Nascarjoe, please do not take anything I say as a personal remark but as an observation based on what 'shows'. Before starting I have to say that Pogo was right on target, even here.

I am afraid your point of view is/has been poorly colored by the crowd you fly around and with because I know that what you have described happens, just not everywhere! In fact what you described as normal seems to be less than acceptable in the places I have been, visited, and am familiar with.

In my club instruction is given whenever by who ever. I admit that there are few instructors, but better few willing to fly someone else's plane than lots of newbie crashes by unprepared instructor wanna be's. An example of that is I have a student that everyone who instructs has washed their hands of, he may solo around the first of the year.
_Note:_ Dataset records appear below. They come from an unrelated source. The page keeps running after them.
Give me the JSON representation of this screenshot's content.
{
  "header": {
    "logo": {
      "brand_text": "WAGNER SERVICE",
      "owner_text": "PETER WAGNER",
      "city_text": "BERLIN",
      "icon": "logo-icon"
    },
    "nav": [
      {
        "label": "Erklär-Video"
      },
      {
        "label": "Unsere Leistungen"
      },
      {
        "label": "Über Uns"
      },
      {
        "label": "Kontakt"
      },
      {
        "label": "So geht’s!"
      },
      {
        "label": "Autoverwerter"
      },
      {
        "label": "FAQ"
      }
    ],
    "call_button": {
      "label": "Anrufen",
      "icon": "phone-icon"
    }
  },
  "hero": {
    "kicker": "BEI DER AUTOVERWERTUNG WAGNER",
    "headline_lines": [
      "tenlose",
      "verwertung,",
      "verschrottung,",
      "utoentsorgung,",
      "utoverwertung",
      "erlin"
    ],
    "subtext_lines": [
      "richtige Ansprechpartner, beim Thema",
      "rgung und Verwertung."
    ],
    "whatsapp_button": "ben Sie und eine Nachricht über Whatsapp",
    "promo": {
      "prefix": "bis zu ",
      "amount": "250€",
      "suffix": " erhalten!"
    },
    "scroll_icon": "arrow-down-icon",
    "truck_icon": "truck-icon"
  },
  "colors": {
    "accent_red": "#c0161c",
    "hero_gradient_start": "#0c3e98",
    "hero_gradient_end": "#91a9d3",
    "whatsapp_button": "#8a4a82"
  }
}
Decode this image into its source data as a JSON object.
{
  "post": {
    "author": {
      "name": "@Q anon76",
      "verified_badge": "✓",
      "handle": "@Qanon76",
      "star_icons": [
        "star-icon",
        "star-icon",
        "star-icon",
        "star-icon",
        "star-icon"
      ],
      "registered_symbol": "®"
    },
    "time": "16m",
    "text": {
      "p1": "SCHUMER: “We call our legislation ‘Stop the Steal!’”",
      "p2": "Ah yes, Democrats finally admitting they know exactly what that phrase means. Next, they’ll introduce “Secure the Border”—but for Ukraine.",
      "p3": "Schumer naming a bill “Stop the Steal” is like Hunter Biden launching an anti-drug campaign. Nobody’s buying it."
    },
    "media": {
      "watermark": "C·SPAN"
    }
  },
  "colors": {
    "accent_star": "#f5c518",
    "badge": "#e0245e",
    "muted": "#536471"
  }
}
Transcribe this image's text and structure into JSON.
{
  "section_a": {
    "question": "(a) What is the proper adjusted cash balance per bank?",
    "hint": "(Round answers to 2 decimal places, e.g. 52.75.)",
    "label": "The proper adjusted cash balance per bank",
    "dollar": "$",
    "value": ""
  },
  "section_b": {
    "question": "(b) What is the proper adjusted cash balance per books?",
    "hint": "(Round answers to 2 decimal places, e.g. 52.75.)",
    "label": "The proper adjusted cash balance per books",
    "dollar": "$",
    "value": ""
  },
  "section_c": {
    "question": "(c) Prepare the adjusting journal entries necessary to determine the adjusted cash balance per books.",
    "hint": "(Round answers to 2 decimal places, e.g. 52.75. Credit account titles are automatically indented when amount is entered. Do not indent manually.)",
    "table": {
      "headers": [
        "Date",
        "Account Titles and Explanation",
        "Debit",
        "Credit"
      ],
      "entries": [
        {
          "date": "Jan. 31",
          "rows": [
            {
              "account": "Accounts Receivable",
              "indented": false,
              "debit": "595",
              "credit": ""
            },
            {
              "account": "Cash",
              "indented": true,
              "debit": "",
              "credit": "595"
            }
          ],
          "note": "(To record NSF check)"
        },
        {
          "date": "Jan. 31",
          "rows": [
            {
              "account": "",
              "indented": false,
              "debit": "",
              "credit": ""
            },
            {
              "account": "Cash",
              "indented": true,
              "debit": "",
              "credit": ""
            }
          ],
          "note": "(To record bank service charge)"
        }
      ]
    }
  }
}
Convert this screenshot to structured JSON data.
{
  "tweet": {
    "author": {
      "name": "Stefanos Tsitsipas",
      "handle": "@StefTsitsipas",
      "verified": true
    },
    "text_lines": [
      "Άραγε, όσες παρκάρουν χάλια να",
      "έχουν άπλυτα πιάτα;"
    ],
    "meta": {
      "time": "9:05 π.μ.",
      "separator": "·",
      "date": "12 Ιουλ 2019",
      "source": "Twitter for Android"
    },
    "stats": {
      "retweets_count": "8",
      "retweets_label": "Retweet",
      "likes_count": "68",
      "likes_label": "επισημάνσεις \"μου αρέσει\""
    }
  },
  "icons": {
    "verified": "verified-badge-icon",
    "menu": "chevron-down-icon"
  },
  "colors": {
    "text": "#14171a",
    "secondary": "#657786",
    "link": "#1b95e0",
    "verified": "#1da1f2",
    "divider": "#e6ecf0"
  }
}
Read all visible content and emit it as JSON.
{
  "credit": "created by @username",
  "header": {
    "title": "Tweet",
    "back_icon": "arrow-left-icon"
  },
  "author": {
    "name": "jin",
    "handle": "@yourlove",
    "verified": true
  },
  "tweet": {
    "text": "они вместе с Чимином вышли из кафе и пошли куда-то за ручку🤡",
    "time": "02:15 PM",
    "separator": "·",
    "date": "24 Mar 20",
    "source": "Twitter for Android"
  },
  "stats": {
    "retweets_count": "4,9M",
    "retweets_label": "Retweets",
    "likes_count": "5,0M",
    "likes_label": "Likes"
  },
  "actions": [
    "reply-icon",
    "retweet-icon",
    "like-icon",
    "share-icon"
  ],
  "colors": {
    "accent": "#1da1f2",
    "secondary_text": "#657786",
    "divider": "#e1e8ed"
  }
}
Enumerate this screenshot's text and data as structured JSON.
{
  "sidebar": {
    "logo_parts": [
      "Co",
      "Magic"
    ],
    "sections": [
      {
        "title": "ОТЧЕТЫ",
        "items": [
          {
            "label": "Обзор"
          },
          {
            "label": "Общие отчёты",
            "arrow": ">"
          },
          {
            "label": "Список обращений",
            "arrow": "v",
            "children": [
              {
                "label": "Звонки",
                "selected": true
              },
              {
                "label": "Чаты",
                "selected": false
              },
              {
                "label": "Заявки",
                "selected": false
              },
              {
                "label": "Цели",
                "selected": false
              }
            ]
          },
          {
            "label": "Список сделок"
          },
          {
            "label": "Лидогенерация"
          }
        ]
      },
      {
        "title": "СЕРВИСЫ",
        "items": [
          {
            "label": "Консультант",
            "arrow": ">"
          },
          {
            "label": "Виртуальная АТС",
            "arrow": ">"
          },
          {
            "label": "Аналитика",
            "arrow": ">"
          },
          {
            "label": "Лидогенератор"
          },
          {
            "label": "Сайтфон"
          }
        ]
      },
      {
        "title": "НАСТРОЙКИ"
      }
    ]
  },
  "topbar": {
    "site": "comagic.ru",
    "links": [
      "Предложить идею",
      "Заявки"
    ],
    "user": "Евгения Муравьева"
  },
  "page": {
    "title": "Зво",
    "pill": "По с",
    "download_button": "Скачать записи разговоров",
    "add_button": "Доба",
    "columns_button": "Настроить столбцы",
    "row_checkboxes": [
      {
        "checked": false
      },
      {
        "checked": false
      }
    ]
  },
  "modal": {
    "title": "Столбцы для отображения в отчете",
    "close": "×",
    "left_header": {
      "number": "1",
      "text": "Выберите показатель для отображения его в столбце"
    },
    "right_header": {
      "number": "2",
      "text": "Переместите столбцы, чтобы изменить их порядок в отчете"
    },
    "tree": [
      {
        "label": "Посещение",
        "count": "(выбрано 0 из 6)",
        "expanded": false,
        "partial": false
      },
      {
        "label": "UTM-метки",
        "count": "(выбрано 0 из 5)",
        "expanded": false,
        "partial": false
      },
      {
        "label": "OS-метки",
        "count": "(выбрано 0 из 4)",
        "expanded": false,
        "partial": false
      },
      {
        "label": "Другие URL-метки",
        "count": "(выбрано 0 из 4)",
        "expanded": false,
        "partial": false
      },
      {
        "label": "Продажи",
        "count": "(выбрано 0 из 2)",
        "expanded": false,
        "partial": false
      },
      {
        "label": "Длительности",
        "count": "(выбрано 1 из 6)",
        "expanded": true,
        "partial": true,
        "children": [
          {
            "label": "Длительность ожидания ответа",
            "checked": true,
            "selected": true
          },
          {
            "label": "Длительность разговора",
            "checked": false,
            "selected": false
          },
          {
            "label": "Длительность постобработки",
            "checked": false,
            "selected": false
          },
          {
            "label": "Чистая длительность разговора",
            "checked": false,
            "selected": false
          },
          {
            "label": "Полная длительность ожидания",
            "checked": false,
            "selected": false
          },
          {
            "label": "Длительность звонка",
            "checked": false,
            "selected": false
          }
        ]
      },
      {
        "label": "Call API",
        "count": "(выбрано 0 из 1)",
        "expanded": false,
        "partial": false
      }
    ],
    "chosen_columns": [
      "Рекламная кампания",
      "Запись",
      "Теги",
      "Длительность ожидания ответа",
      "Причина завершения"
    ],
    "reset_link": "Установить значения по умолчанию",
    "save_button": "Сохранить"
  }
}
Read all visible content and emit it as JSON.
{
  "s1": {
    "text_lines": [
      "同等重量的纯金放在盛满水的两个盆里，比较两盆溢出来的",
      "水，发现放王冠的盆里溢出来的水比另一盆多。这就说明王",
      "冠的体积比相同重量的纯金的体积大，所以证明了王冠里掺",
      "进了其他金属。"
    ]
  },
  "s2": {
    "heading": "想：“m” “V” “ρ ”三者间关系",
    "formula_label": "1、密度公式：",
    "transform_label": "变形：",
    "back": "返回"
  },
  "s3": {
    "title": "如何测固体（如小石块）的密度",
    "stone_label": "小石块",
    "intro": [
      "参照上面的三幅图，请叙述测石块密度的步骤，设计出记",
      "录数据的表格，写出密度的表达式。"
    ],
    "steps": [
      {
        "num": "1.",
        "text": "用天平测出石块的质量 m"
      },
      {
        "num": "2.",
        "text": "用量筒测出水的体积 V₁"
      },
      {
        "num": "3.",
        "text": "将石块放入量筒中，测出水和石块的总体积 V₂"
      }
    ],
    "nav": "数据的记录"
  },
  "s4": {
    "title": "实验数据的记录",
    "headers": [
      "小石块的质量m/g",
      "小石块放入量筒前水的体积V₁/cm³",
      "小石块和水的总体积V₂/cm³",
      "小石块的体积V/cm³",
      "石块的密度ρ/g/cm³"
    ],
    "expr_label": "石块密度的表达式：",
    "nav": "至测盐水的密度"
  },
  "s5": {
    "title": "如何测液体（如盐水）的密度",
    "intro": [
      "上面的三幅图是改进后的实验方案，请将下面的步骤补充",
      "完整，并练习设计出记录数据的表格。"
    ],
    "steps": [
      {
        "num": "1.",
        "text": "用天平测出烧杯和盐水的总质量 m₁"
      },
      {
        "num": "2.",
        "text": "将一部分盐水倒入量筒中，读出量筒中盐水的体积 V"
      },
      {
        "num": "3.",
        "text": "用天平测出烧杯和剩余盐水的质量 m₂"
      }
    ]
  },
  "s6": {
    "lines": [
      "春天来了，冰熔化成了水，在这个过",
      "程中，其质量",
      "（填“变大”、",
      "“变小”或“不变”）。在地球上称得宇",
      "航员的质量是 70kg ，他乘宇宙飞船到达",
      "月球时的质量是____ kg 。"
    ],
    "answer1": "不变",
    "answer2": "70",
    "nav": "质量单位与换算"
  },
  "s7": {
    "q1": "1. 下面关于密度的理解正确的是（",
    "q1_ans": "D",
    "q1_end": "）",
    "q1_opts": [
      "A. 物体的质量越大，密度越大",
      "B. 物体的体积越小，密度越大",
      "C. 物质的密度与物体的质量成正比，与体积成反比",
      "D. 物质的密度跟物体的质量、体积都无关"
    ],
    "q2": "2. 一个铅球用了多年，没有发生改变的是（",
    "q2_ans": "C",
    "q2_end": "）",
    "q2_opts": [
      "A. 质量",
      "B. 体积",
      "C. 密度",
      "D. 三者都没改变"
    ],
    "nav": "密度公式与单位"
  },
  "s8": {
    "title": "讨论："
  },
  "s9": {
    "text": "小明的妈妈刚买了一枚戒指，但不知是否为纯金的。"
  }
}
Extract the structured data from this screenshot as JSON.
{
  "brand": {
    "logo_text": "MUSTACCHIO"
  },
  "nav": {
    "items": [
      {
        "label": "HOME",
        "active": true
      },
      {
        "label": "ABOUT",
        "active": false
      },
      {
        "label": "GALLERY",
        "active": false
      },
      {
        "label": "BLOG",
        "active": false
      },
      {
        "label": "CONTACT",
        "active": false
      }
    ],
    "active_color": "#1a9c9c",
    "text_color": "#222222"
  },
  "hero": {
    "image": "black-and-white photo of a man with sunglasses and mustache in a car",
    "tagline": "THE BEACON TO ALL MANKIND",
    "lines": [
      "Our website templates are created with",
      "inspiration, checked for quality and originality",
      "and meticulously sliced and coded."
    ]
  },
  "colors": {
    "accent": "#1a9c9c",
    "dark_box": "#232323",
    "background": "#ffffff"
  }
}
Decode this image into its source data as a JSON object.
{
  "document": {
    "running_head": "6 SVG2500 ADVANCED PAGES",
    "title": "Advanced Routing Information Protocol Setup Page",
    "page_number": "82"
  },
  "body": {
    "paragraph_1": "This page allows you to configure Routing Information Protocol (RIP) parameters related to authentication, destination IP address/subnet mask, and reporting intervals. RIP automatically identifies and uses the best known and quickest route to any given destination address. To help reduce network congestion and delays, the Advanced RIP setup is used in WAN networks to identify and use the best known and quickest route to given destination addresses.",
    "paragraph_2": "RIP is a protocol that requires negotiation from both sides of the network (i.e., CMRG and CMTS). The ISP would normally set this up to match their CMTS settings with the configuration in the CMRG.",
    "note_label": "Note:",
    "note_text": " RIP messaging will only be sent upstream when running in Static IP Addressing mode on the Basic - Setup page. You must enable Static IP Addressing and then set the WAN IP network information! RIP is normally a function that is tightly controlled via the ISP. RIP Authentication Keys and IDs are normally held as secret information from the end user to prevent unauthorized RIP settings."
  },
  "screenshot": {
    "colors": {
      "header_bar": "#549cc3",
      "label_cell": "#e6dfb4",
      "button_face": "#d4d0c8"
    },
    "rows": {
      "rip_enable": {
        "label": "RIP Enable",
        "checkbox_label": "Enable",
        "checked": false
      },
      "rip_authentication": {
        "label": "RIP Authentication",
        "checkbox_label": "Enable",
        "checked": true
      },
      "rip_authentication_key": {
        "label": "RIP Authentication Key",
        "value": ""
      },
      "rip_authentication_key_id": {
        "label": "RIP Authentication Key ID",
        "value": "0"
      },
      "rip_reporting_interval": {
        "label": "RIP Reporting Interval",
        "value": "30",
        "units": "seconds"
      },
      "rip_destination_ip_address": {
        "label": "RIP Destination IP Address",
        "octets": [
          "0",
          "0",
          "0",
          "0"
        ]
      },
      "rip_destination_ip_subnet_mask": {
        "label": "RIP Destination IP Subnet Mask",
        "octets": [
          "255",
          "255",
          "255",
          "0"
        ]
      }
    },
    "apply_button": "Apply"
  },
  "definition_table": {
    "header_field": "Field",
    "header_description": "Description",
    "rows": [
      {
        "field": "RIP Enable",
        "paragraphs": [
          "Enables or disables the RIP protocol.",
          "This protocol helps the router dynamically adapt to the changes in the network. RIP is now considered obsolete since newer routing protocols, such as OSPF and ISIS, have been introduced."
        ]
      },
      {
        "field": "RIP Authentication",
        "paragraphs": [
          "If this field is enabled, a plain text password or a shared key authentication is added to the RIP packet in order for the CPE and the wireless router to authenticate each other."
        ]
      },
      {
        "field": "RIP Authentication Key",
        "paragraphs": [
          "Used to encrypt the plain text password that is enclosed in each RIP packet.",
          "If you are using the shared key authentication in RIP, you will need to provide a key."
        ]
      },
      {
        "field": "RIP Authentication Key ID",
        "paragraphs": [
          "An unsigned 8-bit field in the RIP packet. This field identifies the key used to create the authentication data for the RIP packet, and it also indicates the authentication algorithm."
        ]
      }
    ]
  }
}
In almost every club I have ever been a part of, getting new members was always a goal and teaching them was part of the community effort. That makes me think you are seeing a local oddity rather than a serious problem nationally, but I could be wrong.

As for club meetings, it is a reasonably rare case when much over 20 to 30 percent of the membership shows up. I guess that is good for clubs with membership over 100 since meeting places tend to get expensive as more people need to be seated. The issue is not how many people go to the meeting, but how many (percentage wise) are having what they define as fun.

The better way many have found is to get the local politicians involved with a visit to the flying field on a weekend before asking for things. That gets them 'educated' to what our "needs" are and what kind of things we do. Those visits also set the tone of things so that potential complaints are viewed a little less enthusiastically against us.

One of the important things everyone seems to miss is that old folks vote more than kids. That means showing your politician a flight line of old folks on buddy box has more impact that a bunch of kids flying with instructors. The latter is ballyhooed as the great AMA way, but we all know that sooner or later they will discover girls. The politicians are not as dumb as we insist because they know that also. The politician also sees kids with R/C models as spoiled rich brats and that point of view does not help us at all.

My opinion, but I am willing to be educated into a different one.
Jim,
No problem, I won't take it personally. My main point was that the politician will not see kids in the hobby. If someone wants a little league, baseball, football or soccer field for the kids, who can turn down such a request? Surely not a politican as the kid's parents are the voters. My idea was to present RC aeromodeling to the politician in the same vein as for little league and as an educational tool. Problem is, there are no kids to show the politican. Keep in mind, we would be selling this from a non modeler's perspective, not from what we think might be the true situation with kids. What about RC school programs?

You do have a good idea about getting the politican out to the field to see what our sport is all about. And if he gets hooked on the sport, that would be the icing on the cake we need.

I've been studying this situation for many years from personal experience as a member of a half dozen clubs, not to mention information from close to a hundred beginners, who have shared the same sad story over and over again. Even the best clubs may bring in only a very small number of members annually. My point is for the politican looking at the big picture, i.e., after 60 years, (on paper), there are only 170,000 members. No matter how you look at it, it definitely looks like we are keeping our "light" under a very deep and dark bushel.

AMA tried to essentially triple their numbers with their Sign 3 and Fly Free Ambassador program, but after 3 years, only 151, out of 150,000 members took advantage of the program; only 3000 new members have been signed up. Is it that difficult to find 3 new members?